I will be eternally grateful (1) that he survived the heart attack, (2) that we were in a place where the surgery could be done immediately, and (3) that his recovery has been truly remarkable in several ways. He was able to leave the hospital within six days after the surgery. He has quickly regained his strength, so much so that he did not have to miss his bear hunt this fall. He is doing any and everything he wants to do. The doctors told us to expect that in time, but I think the speed of his come-back is unusual, probably because he was basically in good shape–except for his heart–before the attack.
But I have noticed something else. Many of the things that were bothering him before the surgery no longer do. For example, he had complained for several years about acid reflux and doctors had prescribed various medications for it. Yet even with the medications, he still had frequent attacks. Since the surgery, no more acid reflux. I think this suggests that the “acid reflux” was really referred chest pain, but no doctor ever suggested that.
Another example was severe leg cramps. He woke up almost every night for years before the attack with cramps so bad he would have to get out of bed and stand and stretch the muscle to get relief. Various doctors suggested remedies–drink more water, take zinc tablets, etc. Nothing worked. The most recent doctor put him on valium, which seemed to provide some relief. And since the heart surgery? No leg cramps.

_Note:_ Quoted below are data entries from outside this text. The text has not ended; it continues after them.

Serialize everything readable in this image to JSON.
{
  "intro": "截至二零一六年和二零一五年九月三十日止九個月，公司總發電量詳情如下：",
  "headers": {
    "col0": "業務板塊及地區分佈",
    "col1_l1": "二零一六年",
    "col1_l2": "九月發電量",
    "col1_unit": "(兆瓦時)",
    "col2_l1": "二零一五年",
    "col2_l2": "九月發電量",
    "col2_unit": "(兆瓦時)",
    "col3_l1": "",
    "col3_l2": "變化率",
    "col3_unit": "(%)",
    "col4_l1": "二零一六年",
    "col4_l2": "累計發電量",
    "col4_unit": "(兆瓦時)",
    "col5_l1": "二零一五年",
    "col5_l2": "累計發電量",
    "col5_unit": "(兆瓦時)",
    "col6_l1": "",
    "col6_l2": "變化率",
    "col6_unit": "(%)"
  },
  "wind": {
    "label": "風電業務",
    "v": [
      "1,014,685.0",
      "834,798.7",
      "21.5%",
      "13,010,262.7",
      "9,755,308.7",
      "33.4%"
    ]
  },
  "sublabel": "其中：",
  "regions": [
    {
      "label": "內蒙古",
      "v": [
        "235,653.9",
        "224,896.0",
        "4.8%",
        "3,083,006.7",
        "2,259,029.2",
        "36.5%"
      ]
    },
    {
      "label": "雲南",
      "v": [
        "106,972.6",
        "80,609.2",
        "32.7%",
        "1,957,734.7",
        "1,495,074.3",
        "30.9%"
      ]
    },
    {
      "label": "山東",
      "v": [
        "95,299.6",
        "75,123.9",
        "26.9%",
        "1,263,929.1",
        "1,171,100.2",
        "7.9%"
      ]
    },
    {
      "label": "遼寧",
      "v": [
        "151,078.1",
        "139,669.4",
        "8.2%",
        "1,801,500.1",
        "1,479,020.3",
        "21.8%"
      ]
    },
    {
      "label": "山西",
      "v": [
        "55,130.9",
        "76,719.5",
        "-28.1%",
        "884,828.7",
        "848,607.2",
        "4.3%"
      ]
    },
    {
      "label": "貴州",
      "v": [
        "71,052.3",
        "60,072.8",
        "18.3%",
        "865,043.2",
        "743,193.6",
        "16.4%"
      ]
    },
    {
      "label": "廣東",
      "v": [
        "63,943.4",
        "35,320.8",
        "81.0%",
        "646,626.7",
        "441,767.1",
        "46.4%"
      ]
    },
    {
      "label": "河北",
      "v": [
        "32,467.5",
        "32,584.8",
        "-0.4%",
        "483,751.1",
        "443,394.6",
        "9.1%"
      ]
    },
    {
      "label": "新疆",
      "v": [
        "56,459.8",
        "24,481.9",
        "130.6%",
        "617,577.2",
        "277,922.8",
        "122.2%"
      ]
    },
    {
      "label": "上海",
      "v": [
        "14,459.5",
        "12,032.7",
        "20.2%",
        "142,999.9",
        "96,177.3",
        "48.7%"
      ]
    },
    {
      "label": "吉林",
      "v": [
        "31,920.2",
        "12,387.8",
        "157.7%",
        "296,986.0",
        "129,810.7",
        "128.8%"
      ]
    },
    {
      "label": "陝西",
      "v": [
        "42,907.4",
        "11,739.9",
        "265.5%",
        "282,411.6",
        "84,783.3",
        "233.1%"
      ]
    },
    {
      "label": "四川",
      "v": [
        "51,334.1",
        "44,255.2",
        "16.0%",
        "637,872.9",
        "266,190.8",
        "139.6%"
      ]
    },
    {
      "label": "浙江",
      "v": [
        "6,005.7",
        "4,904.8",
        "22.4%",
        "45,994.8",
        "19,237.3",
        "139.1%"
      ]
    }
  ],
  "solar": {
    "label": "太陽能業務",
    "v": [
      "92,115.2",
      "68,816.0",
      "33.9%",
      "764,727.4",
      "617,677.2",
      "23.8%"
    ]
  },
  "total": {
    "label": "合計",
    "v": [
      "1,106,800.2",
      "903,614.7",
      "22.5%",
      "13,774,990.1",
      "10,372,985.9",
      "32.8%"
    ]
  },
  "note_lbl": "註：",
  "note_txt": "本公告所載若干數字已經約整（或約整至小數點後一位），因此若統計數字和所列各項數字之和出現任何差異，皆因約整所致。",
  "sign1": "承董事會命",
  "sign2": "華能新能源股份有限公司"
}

This got me thinking that quite probably many of the minor complaints he was experiencing may have actually been tied to the undetected heart problems. Yet no doctor put all the pieces together to zero in on the real issue. This certainly makes the argument for digitized and accessible health records seem more reasonable to me, although I also see the downside of that.
However, because it’s never very far from my mind, I began thinking how this idea of looking at the whole patient applies in education. Many educational folks have long called for teaching the whole child, but what is happening today at the behest of test-focused educrats and corporatistas is anything but teaching the whole child. These single-minded policymakers seem to feel that the prescription for what ails education is their test-and-punish accountability policies. If we just administer the prescription with more “rigor,” college and career ready students will automatically graduate from our schools at a 100% rate. Here’s a clue, policymakers–you’re not treating the whole child. As long as you ignore 75 to 80% of the factors that impact how well children can do in school, as long as you want to claim that students with special needs just need to be encouraged to work harder, as long as you blame teachers for the problems you yourself have created, you will at some point be confronted with “a heart attack.”
Perhaps it has already begun. This gives me hope–the dumping of Common Core in several states, the rise of parent activist groups all across the country connected by social media, the opt-out movement among both parents and teachers that is spreading like wildfire. Now even higher ed is beginning to wake up, jerked to attention by the new draft regulations to insert the DOE as the determiner of whether teacher education programs are effective, yet again based on students’ test scores. The next step is for all of these groups to recognize that they have a common enemy and actively and deliberately collaborate to be the educrats’ heart attack. They are the plaque in the arteries of corporate reform. They have already given them “chest pain;” they just need to keep up the pressure.